- Team rep nomination reminder, please add your nominations for Performance Team Rep by Friday, February 24 2023
- Next steps on sharing the public roadmap for 2023 now the GitHub issue has been closed
- Next steps on creating standalone plugins [summarized in this GitHub issue]
- The performance team received feedback from Matt and Josepha regarding the 3 approaches in this comment
- @flixos90 As such, we should move forward with option 2. While that’s not the same option we initially voted for, I think that’s still a great option, and it’s great that we now have a clear path forward
- As mentioned before, Option 2 is technically a bit more work than Option 1, but it effectively includes the work we would need to do for Option 1 as well. So I think it makes sense to do this work in two stages
- @flixos90 has opened a couple of follow up issues as well as this overview issue to keep track of all the work: https://github.com/WordPress/performance/issues/656
- Call to please review and share any ideas or feedback you have on GitHub (either in the overview issue if it’s high level feedback, or on the specific issues if it’s a more concrete feedback regarding one of the tasks)
- The idea is that for milestone 1, which is already fairly well defined, to get it across the finish line by end of March
- So at that point we would have the standalone plugins available already, which is a big step regarding the overall effort
Focus area updates
- @adamsilverstein out this week following WC Asia
- @tillkruess we’ve been working on a few Trac issues around object caching
- See above
- Needs Discussion (5 issues)
- @joegrainger we are working towards completing the infrastructure for the Plugin Checker over the coming weeks. Once done we will reach a major milestone where we’ll have a working plugin running with some initial checks. You can see progress on the GitHub repo here. Feel free to leave any thoughts/ideas you may have in that repo too.
- @joemcgill sharing on behalf of @mukesh27 who is out for WC Asia
- he is very close to having the automated performance measurements workflow implementation for WP Core ready to share. There is one new requirement that needs to be addressed, which we discovered when coordinating with @youknowriad about logging data with the dashboard he’s set up at https://www.codevitals.run/project/2. Hoping to have that wrapped up later this week.

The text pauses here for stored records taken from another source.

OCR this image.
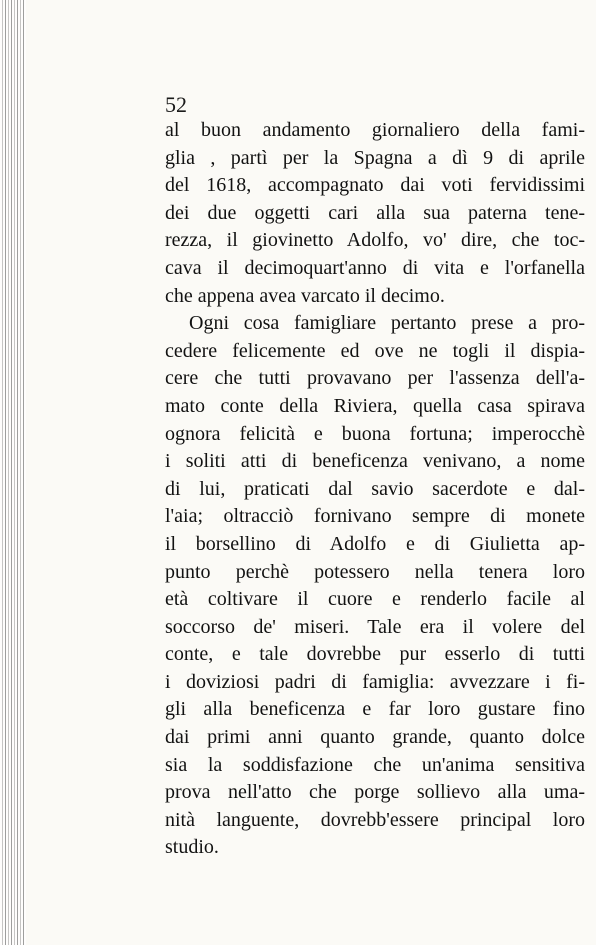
52

al buon andamento giornaliero della fami-
glia , partì per la Spagna a dì 9 di aprile
del 1618, accompagnato dai voti fervidissimi
dei due oggetti cari alla sua paterna tene-
rezza, il giovinetto Adolfo, vo' dire, che toc-
cava il decimoquart'anno di vita e l'orfanella
che appena avea varcato il decimo.

Ogni cosa famigliare pertanto prese a pro-
cedere felicemente ed ove ne togli il dispia-
cere che tutti provavano per l'assenza dell'a-
mato conte della Riviera, quella casa spirava
ognora felicità e buona fortuna; imperocchè
i soliti atti di beneficenza venivano, a nome
di lui, praticati dal savio sacerdote e dal-
l'aia; oltracciò fornivano sempre di monete
il borsellino di Adolfo e di Giulietta ap-
punto perchè potessero nella tenera loro
età coltivare il cuore e renderlo facile al
soccorso de' miseri. Tale era il volere del
conte, e tale dovrebbe pur esserlo di tutti
i doviziosi padri di famiglia: avvezzare i fi-
gli alla beneficenza e far loro gustare fino
dai primi anni quanto grande, quanto dolce
sia la soddisfazione che un'anima sensitiva
prova nell'atto che porge sollievo alla uma-
nità languente, dovrebb'essere principal loro
studio.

- @joemcgill Also, I opened an initial draft PR for adding XHProf support directly in the
wp-envpackage. I’m planning on making updates to that approach this week that would simplify setting up XHGui for analyzing profiling data, but am already able to use this setup to do profiling of WP, which has been useful in testing for possible regressions in 6.2.
JS & CSS
- No updates
- @olliejones work proceeds on the SQLite integration
- @clarkeemily spotted a few new issues added recently re. SQLite integration which I added to the
[Focus] Databaselabel [see here]
- @joemcgill There were also a few issues that came up during the Performance Lab release party yesterday, that I wanted to make sure we get added
- @flixos90 No updates from my end, other than the news I already shared about creating standalone plugins and unbundling the Performance Lab plugin, and that version 2.0.0 was released yesterday
- @olliejones The drop-in method of loading run-early code is reaching the limit of its flexibility. And the workarounds are, imho, too brittle to release broadly; they’ll drive site owners ’round the bend.
- A lot of this performance work will depend on run-early code. Can we imagine a more extensible way of handling it that will work better when, say, 50% of all sites use SQLite, and they all use other drop-in activated features?
- It will likely take some sort of core change to improve this corner of WordPress. What’s the process for working out all that stuff?
- It might be as simple as modifying the mu-plugin load order so some of them load early.
- @joemcgill I think it’s a great question, and one that we could begin thinking about by focusing on examples of where the current functionality of WP is limiting our ability to deliver the kind of user-facing improvements we’re trying to make. If solving an underlying architectural issue unblocks a whole lot of other improvements, then I think it’s worth prioritizing, but hard to say without concrete examples.
- @olliejones the following come to mind:
- Collisions between the performanceServer timing part of PL and various persistent object caches.
- Collision between Query Monitor and the SQLite integration
- And, conceptually it should be possible to run both Query Monitor and SQLite integration, and activate/deactivate them in whatever order the site owner wants. (except obvs deactivating SQLite on a install that uses it would break it.). The same logic applies to object caching.